Tijdens mijn SI-therapeuten opleiding leerde ik dat kinderen met een verminderde sensorische informatieverwerking, soms niet optimaal tot leren kunnen komen. Door het inzetten van hulpmiddelen probeer je de alertheid te reguleren en zo de sensorische prikkelverwerking te optimaliseren.
Onlangs vond ik een recent Nederlands onderzoek die prestaties en gebruik van hulpmiddelen wetenschappelijk in kaart heeft gebracht. Uiteraard is er nog veel onderzoek nodig rondom dit onderwerp, maar dit is een mooi begin.
WOBBLE-studie
Uit recent Wiebelkinderen Onderzoek naar Betere Breinprestaties en LeerEffecten (WOBBLE -studie), is gebleken dat een niet optimale prikkelverweking invloed kan hebben op het leren.
Daarnaast is er in dit onderzoek gekeken naar de effectiviteit van het inzetten van hulpmiddelen als de tangle, koptelefoon en wiebelkussen.
In het experiment deden 257 leerlingen van groep 4 van 9 verschillende basisscholen in Limburg mee. Het onderzoek is in samenwerking met de Open Universiteit, Universiteit Limburg en Ergotherapie middel Limburg uitgevoerd.
Een niet optimale prikkelverwerking komt bij 29% tot 36% van de kinderen voor.

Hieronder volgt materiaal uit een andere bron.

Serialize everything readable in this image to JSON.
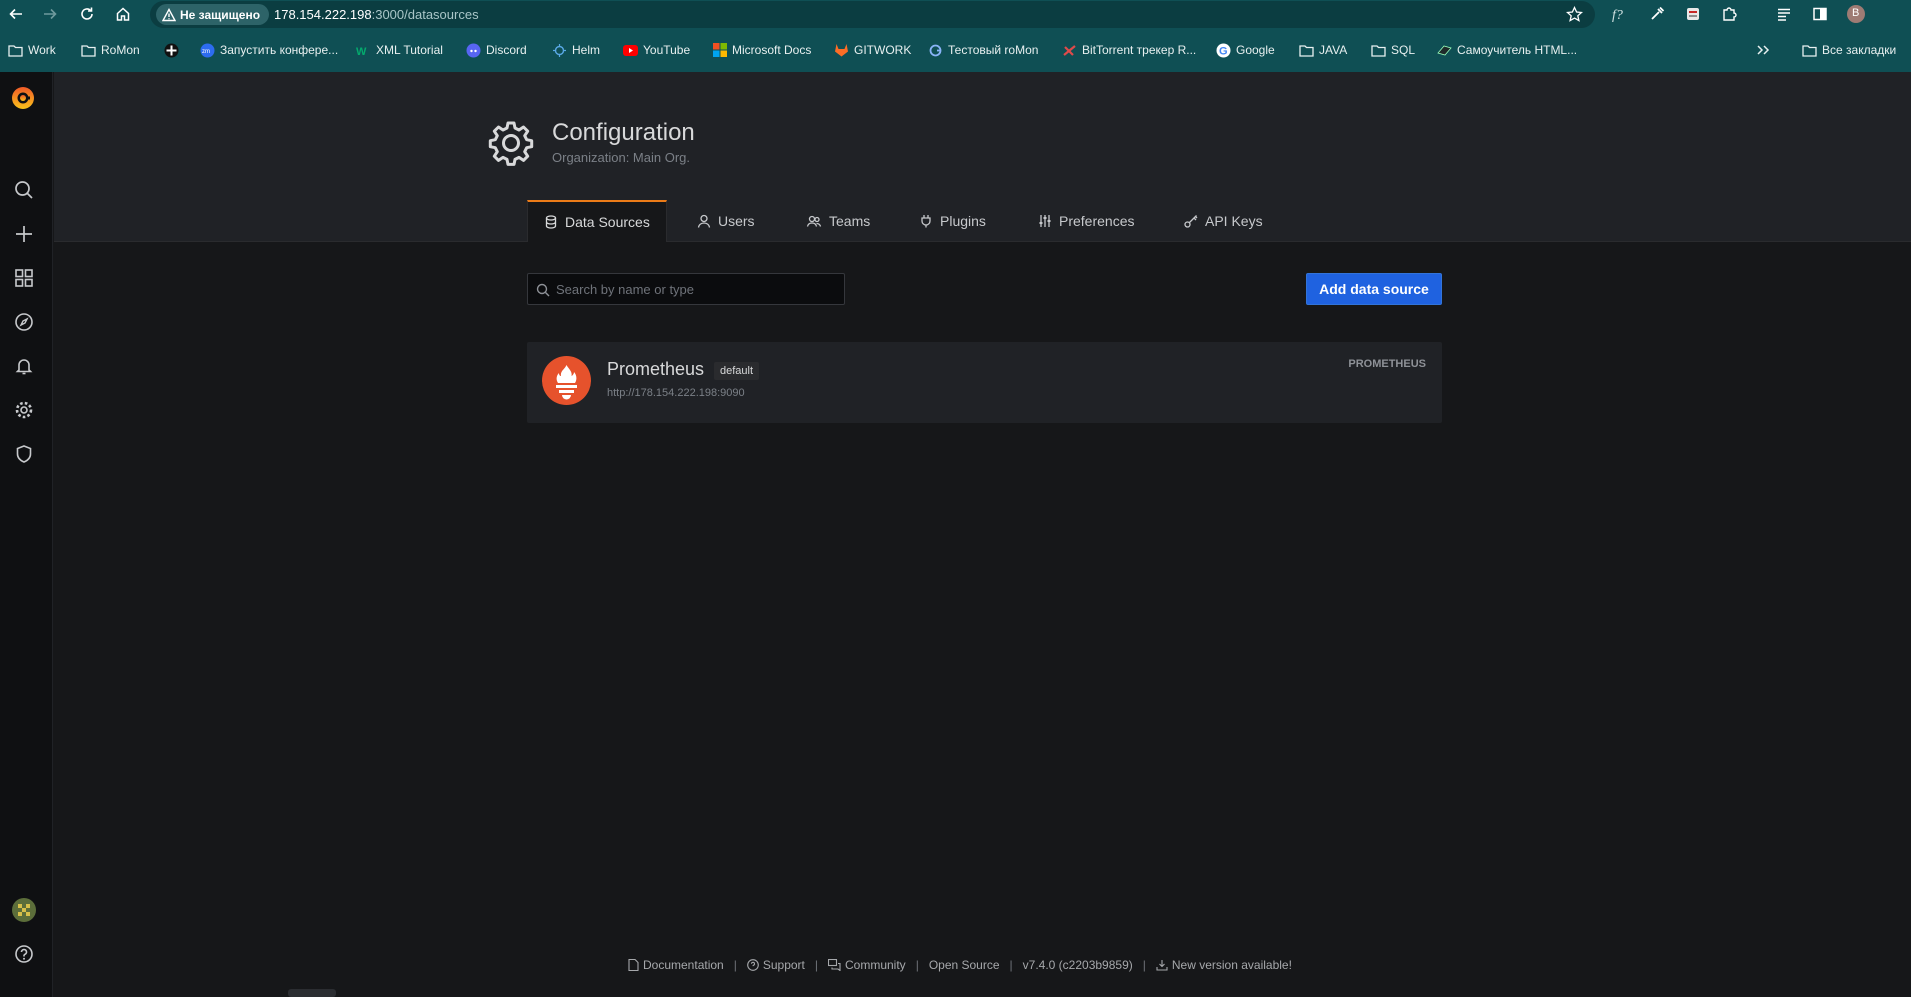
{
  "browser": {
    "security_label": "Не защищено",
    "url_host": "178.154.222.198",
    "url_rest": ":3000/datasources",
    "profile_initial": "В",
    "bookmarks": [
      {
        "label": "Work",
        "icon": "folder-icon"
      },
      {
        "label": "RoMon",
        "icon": "folder-icon"
      },
      {
        "label": "",
        "icon": "sparkle-icon"
      },
      {
        "label": "Запустить конфере...",
        "icon": "zoom-icon"
      },
      {
        "label": "XML Tutorial",
        "icon": "w3schools-icon"
      },
      {
        "label": "Discord",
        "icon": "discord-icon"
      },
      {
        "label": "Helm",
        "icon": "helm-icon"
      },
      {
        "label": "YouTube",
        "icon": "youtube-icon"
      },
      {
        "label": "Microsoft Docs",
        "icon": "microsoft-icon"
      },
      {
        "label": "GITWORK",
        "icon": "gitlab-icon"
      },
      {
        "label": "Тестовый roMon",
        "icon": "grafana-small-icon"
      },
      {
        "label": "BitTorrent трекер R...",
        "icon": "bittorrent-icon"
      },
      {
        "label": "Google",
        "icon": "google-icon"
      },
      {
        "label": "JAVA",
        "icon": "folder-icon"
      },
      {
        "label": "SQL",
        "icon": "folder-icon"
      },
      {
        "label": "Самоучитель HTML...",
        "icon": "html-icon"
      }
    ],
    "all_bookmarks": "Все закладки",
    "colors": {
      "frame": "#0f4f54",
      "omnibox": "#0b3d41"
    }
  },
  "page": {
    "title": "Configuration",
    "subtitle": "Organization: Main Org.",
    "tabs": [
      {
        "label": "Data Sources",
        "icon": "database-icon",
        "active": true
      },
      {
        "label": "Users",
        "icon": "user-icon",
        "active": false
      },
      {
        "label": "Teams",
        "icon": "users-icon",
        "active": false
      },
      {
        "label": "Plugins",
        "icon": "plug-icon",
        "active": false
      },
      {
        "label": "Preferences",
        "icon": "sliders-icon",
        "active": false
      },
      {
        "label": "API Keys",
        "icon": "key-icon",
        "active": false
      }
    ],
    "search_placeholder": "Search by name or type",
    "add_button": "Add data source",
    "datasources": [
      {
        "name": "Prometheus",
        "badge": "default",
        "url": "http://178.154.222.198:9090",
        "type": "PROMETHEUS"
      }
    ],
    "colors": {
      "accent": "#eb7b18",
      "primary_button": "#1f62e0",
      "prometheus": "#e6522c"
    }
  },
  "footer": {
    "documentation": "Documentation",
    "support": "Support",
    "community": "Community",
    "open_source": "Open Source",
    "version": "v7.4.0 (c2203b9859)",
    "new_version": "New version available!"
  }
}
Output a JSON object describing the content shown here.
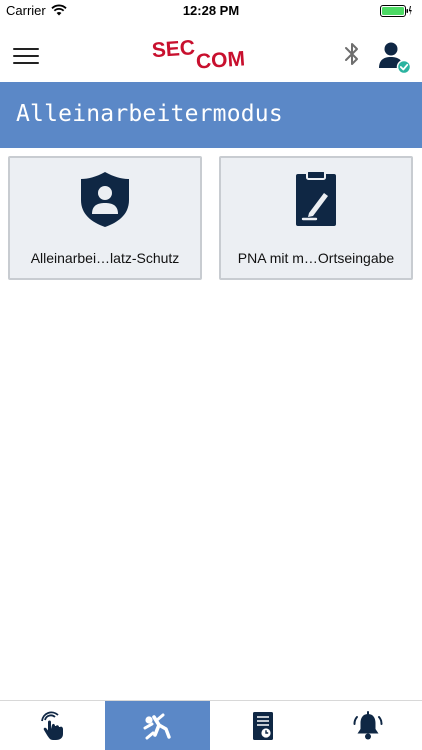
{
  "status_bar": {
    "carrier": "Carrier",
    "time": "12:28 PM"
  },
  "header": {
    "logo_text_left": "SEC",
    "logo_text_right": "COM",
    "logo_color": "#c8102e",
    "icons": [
      "menu-icon",
      "bluetooth-icon",
      "user-icon",
      "check-badge-icon"
    ]
  },
  "title": "Alleinarbeitermodus",
  "tiles": [
    {
      "label": "Alleinarbei…latz-Schutz",
      "icon": "shield-person-icon"
    },
    {
      "label": "PNA mit m…Ortseingabe",
      "icon": "clipboard-pen-icon"
    }
  ],
  "tab_bar": {
    "active_index": 1,
    "tabs": [
      {
        "icon": "touch-hand-icon"
      },
      {
        "icon": "falling-person-icon"
      },
      {
        "icon": "document-clock-icon"
      },
      {
        "icon": "alarm-bell-icon"
      }
    ]
  },
  "colors": {
    "accent": "#5b88c7",
    "tile_bg": "#eceff3",
    "icon_navy": "#0f2744",
    "battery_green": "#4cd964",
    "badge_teal": "#2bb3a0"
  }
}
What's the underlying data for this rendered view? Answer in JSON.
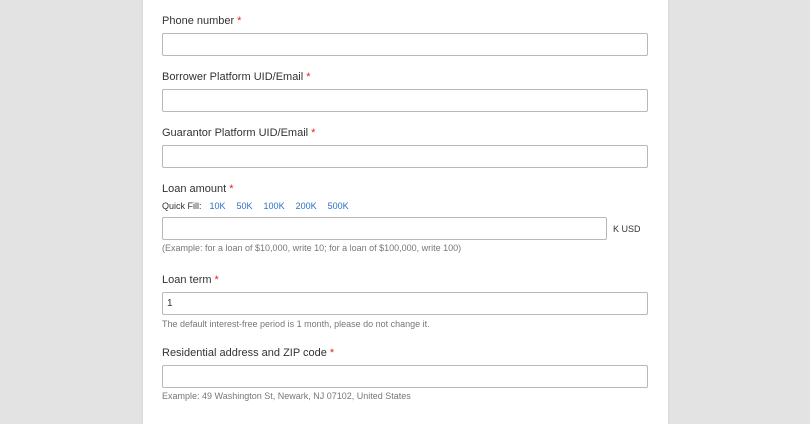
{
  "form": {
    "required_mark": "*",
    "phone": {
      "label": "Phone number",
      "value": ""
    },
    "borrower": {
      "label": "Borrower Platform UID/Email",
      "value": ""
    },
    "guarantor": {
      "label": "Guarantor Platform UID/Email",
      "value": ""
    },
    "loan_amount": {
      "label": "Loan amount",
      "quick_fill_label": "Quick Fill:",
      "quick_fill_options": [
        "10K",
        "50K",
        "100K",
        "200K",
        "500K"
      ],
      "value": "",
      "unit": "K USD",
      "hint": "(Example: for a loan of $10,000, write 10; for a loan of $100,000, write 100)"
    },
    "loan_term": {
      "label": "Loan term",
      "value": "1",
      "hint": "The default interest-free period is 1 month, please do not change it."
    },
    "address": {
      "label": "Residential address and ZIP code",
      "value": "",
      "hint": "Example: 49 Washington St, Newark, NJ 07102, United States"
    }
  }
}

Dit betekent dat in een klas van 25 kinderen, ongeveer 8 kinderen een niet optimale prikkelverwerking hebben. En dat deze 8 kinderen mogelijk problemen kunnen hebben met hun gedrag of leerprestaties t.g.v. een niet optimale prikkelverwerking. Dit is relatief gezien een grote groep kinderen.
C. Kranowitz (oktober 2005) stelt in haar literatuur dat ongeveer 16% van de kinderen een sensorisch informatieverwerkingsprobleem heeft. Het lastige hierbij is om te beoordelen wanneer iets een probleem is.
Kranowitz schrijft bijvoorbeeld: “Wanneer prikkels het functioneren in het dagelijks leven, negatief beïnvloedt, spreken we van een sensorische informatieverwerkingsprobleem”*. In de WOBBLE-studie is de SP-NL gebruikt. Een vragenlijst voor ouders.
Optimale sensorische informatieverwerking en prestaties.
In de WOBBLE-studie lieten kinderen met een optimale sensorische prikkelverweking, betere prestaties zien op aandachtstaken. Kinderen met een niet optimale prikkelverwerking, lieten verminderde nauwkeurigheden, snelheid en volgehouden aandacht, zien.
Ook op rekentaken lieten kinderen met een niet optimale prikkelverwerking verminderde prestaties zien. De niet optimale sensorische prikkelverweking beïnvloedde de prestaties bij deze kinderen dus negatief.
Effect van hulpmiddelen op aandacht en rekenprestaties
Het is belangrijk om rekening te houden met de sensorische informatie verwerking van een kind. Wanneer hulpmiddelen ingezet werden zonder rekening te houden met de sensorische informatieverwerking van een kind, leidde dit in het WOBBLE onderzoek tot slechtere aandacht en rekenprestaties.
Echter het eenmalig kort gebruiken van een hulpmiddel leidde niet tot verbeterde prestaties. Wellicht omdat kinderen nog niet gewend waren aan het hulpmiddel en daardoor niet effectief ingezet kon worden.
Aannemelijk is dat er wel verbeterde prestaties zichtbaar zal zijn als het hulpmiddel langer wordt ingezet. Echter moet er meer onderzoek gedaan worden naar de effectiviteit van hulpmiddelen op lange termijn.
Bij kinderen die een optimale prikkelverwerking hadden, had het toevoegen van hulpmiddelen een averechtse werking. Het leidde tot onnodig toevoegen en weghalen van sensorische prikkels, waardoor meer afleiding en verminderde prestaties.
Conclusie
Een niet optimale sensorische prikkelverwerking komt relatief vaak voor. Wanneer je hulpmiddelen toevoegt, is het belangrijk om eerst de sensorische informatieverwerking van een kind goed in beeld te hebben. Daarnaast is het belangrijk dat een kind een hulpmiddel op een juiste manier leert inzetten. Een prikkelverwerkingstherapeut kan leerkrachten en ouders hier goed bij ondersteunen.
Voor meer informatie over het onderzoek verwijs ik je naar het onderzoekverslag:Paragraaf
De WOBBLE studie: Het Wiebelkinderen Onderzoek naar Betere Breinprestaties en LeerEffecten: Projectnummer: 405-18-644 ,Celeste Meijs, Inge van der Wurff, Christine Resch, Petra Hurks, Renate de Groot.